In 2010 we were subject to a recurrent source of idiocy, namely the hire of a panel van for the event. Cutting a long and tortuous story very short, our trusty van driver, Alan Wright, went to pick up the van as usual on the Friday before the event only to be told that, being 76 years old, he couldn’t have one as he was over 70, this despite the fact that he’d had them from the same depot for the last five years! There then followed an eleventh hour scramble to find another van during which a firm reservation was made with Europcar Central Reservations. With Alan en route to pick up the van from Europcar, Stuart got a call back to advise that, actually, Europcar didn’t have any vans anywhere in the West Midlands area! Stuart then made frantic attempts to contact Alan who, despite having assured that his mobile phone wouldn’t leave his side, had packed it in his suitcase and couldn’t hear it ringing. Stuart then tried to find Alan’s home phone number which had already been packed in the campervan for our imminent departure. However Sarah Lamb had left to buy the bread for Clun toast and, as she is always told to do, locked the front door trapping Stuart in the house! The situation was ultimately resolved by procuring one of the few remaining vehicles from another provider within the Birmingham area and, once released from captivity, Stuart did contact Alan’s home just as Alan grasped the door handle to leave for Europcar. Alan was however advised not to listen to the recorded messages left on his mobile phone voice mail! ..and yes, that is the shortened version!

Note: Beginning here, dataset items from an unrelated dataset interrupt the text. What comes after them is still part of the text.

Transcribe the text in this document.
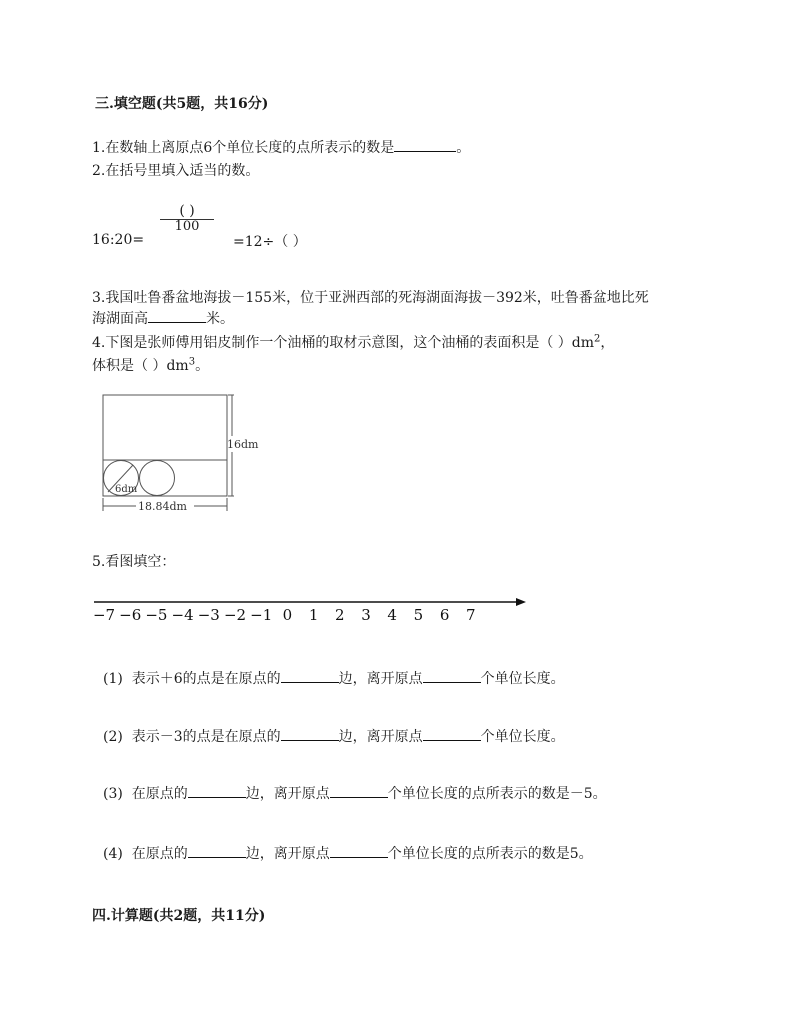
三.填空题(共5题，共16分)
1.在数轴上离原点6个单位长度的点所表示的数是	。
2.在括号里填入适当的数。
( )
100
16:20=	=12÷（ ）
3.我国吐鲁番盆地海拔－155米，位于亚洲西部的死海湖面海拔－392米，吐鲁番盆地比死
海湖面高	米。
4.下图是张师傅用铝皮制作一个油桶的取材示意图，这个油桶的表面积是（ ）$dm^2$，
体积是（ ）$dm^3$。
6dm
16dm
18.84dm
5.看图填空：
−7 −6 −5 −4 −3 −2 −1 0 1 2 3 4 5 6 7
(1) 表示＋6的点是在原点的	边，离开原点	个单位长度。
(2) 表示－3的点是在原点的	边，离开原点	个单位长度。
(3) 在原点的	边，离开原点	个单位长度的点所表示的数是－5。
(4) 在原点的	边，离开原点	个单位长度的点所表示的数是5。
四.计算题(共2题，共11分)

Europcar Central Reservations were unable to be present at the ceremony, despite saying they would come, so van driver Alan Wright collected the award on their behalf.
In 2014, the inevitable happened to Marcus Philpot: having registered at Clun he chose to sleep in his car to avoid all the snoring and disturbance in the Memorial Hall, Clun. And there he stayed in the morning when his alarm failed to raise him!
2019 is another year and no doubt others will deserve the infamous wooden spoon. So, if you take part and in some way screw-up, fall down or step out of line, you know what’s coming to you!